基源:ウコンCurcuma longa L. (ショウガ科Zingiberaceae) の根茎をそのまま又はコルク層を除き,通例湯通しして乾燥したもの

 ウコンの根茎はturmericとしてカレー粉の原料に広く使用される一方,医薬品として芳香性健胃,利胆,止血,通経薬などに用いられる生薬です。医薬品と食品との関係については,平成13年3月の「医薬品の範囲に関する基準」で医薬品的効能効果を標榜しないかぎりは食品として扱われる。」と改正され,医薬品と食品との間に明らかな境界線がひかれました。従来ウコンは,規格外生薬として規定されていましたが,昨年12月に第14改正日本薬局方第2追補に追加収載され,ウコンは日局収載生薬となりました。

 近年の健康志向からくる自然食ブームにより,植物中の生理活性物質の作用を期待した多くの商品が販売されるようになり,その中にウコンもあります。商品の種類が増加するに連れて,原植物が異なるCurcuma属植物がウコンとして流通するようになりました。一般に生薬ウコンの原植物はCurcuma longaとされていますが,Curcuma属は熱帯アジアに約40種が分布し,分類が困難な植物群であり,また国内の需要の大部分は輸入に頼っており,日・中間での生薬名と原植物の相違も手伝って,現在市場はかなり混乱しているようです。

 そこで,松尾ら(2002)は,栽培された6種のCurcuma属について含有化学成分量とその組成比の違いによる種の特定を試みるとともに,ウコンを主原料とする健康食品や医薬品製造用原料のウコンについての種の推定を試みました。

 実験に供された試料は,栽培品として国立医薬品食品衛生研究所種子島薬用植物栽培試験場(現在の医薬基盤研究所薬用植物資源研究センター種子島研究部)で5月に採集されたC. longa,(インドネシア系,種子島系の2種),C. aromatica, C. xanthorrhiza, C. zedoaria, C. petiolataの6種類,健康食品として国内で販売される粉末,錠剤,お茶など16品目に加え,カンボジアから入手された2品目および医薬品製造原料として6品目の計24品目についてcurcuminoid類,turmerone類,curcumen類が検討されました。

 その結果,curcuminoid類の含量はC. longaが最も多く,それに比してC. aromatica, C. xanthorrhizaは極端に少なく,C. zedoaria , C. petiolata については全く認められませんでした。
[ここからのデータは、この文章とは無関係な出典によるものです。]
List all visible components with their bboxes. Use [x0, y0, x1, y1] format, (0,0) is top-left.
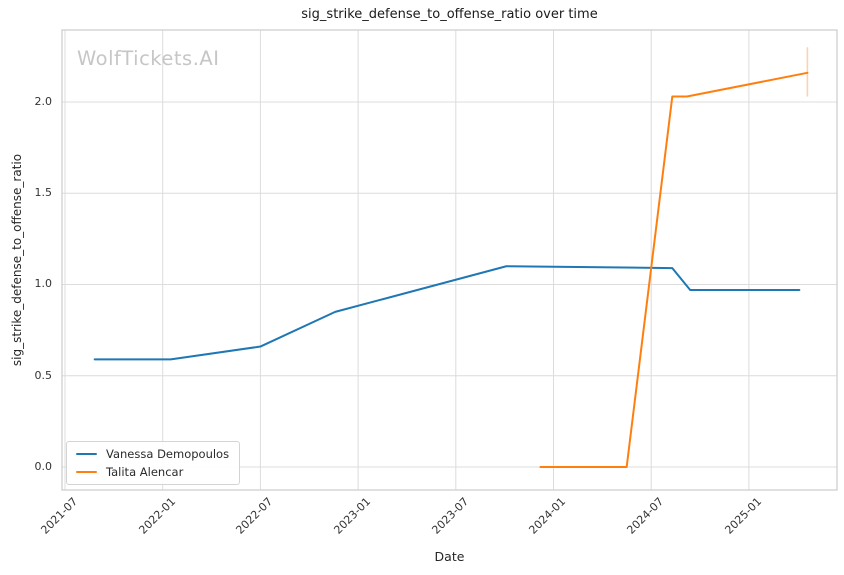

また,curcuminoid類のcurcumin, monodemethoxycurcumin, didemethoxycurcuminの組成は種により異なっていました。精油成分であるturmerone類,curcumen類については,C. longa, C. xanthorrhiz にのみ認められました。

 なおC. longaについて,インドネシア系と種子島系ではcurcuminoid類含量がインドネシア系で50mg/g, 種子島系で13mg/gとその差は大きく,3種のcurcuminoid類の組成比も異なっていました。更に精油成分についてもturmerone類とcurcumen類の比率の違いから,インドネシア系と種子島系の区別が可能であることが明らかになりました。

 以上の結果を元に健康食品に使用されるウコン16品目および医薬品製造原料用ウコン6品目の原植物を推定したとき,製品に表示される植物と一致しない製品が16品目中8品目ありました。カンボジア産については,curcumin類の含量が少なく,色彩は最も鮮やかなオレンジ色を呈していました。測定結果からcurcuminoid以外の成分が検出され,更に精査した結果,日本では食品添加物としての使用が禁止されているタール色素のオレンジ?が確認されました。ウコンの品質は,根茎色の赤味が強い"orange yellow"といわれるものが古来良品とされて取引されてきた経緯から商品価値を高めるために色素が添加されたと考えられます。また,医薬品製造原料6品目については,ほとんどがcurcuminoid類の含量が最も高かったインドネシア系C. longaであることが明らかになりました。

 現在curcuminを目的とした確認試験が規定され、ウコンの品質評価の指標としてはcurcuminのみが測定される傾向がありますが,精油成分に抗菌活性のあることも知られており,またインド医学では古来,内・外用薬として多方面で利用されてきていることから,ウコンはcurcumin以外の成分による評価も望まれます。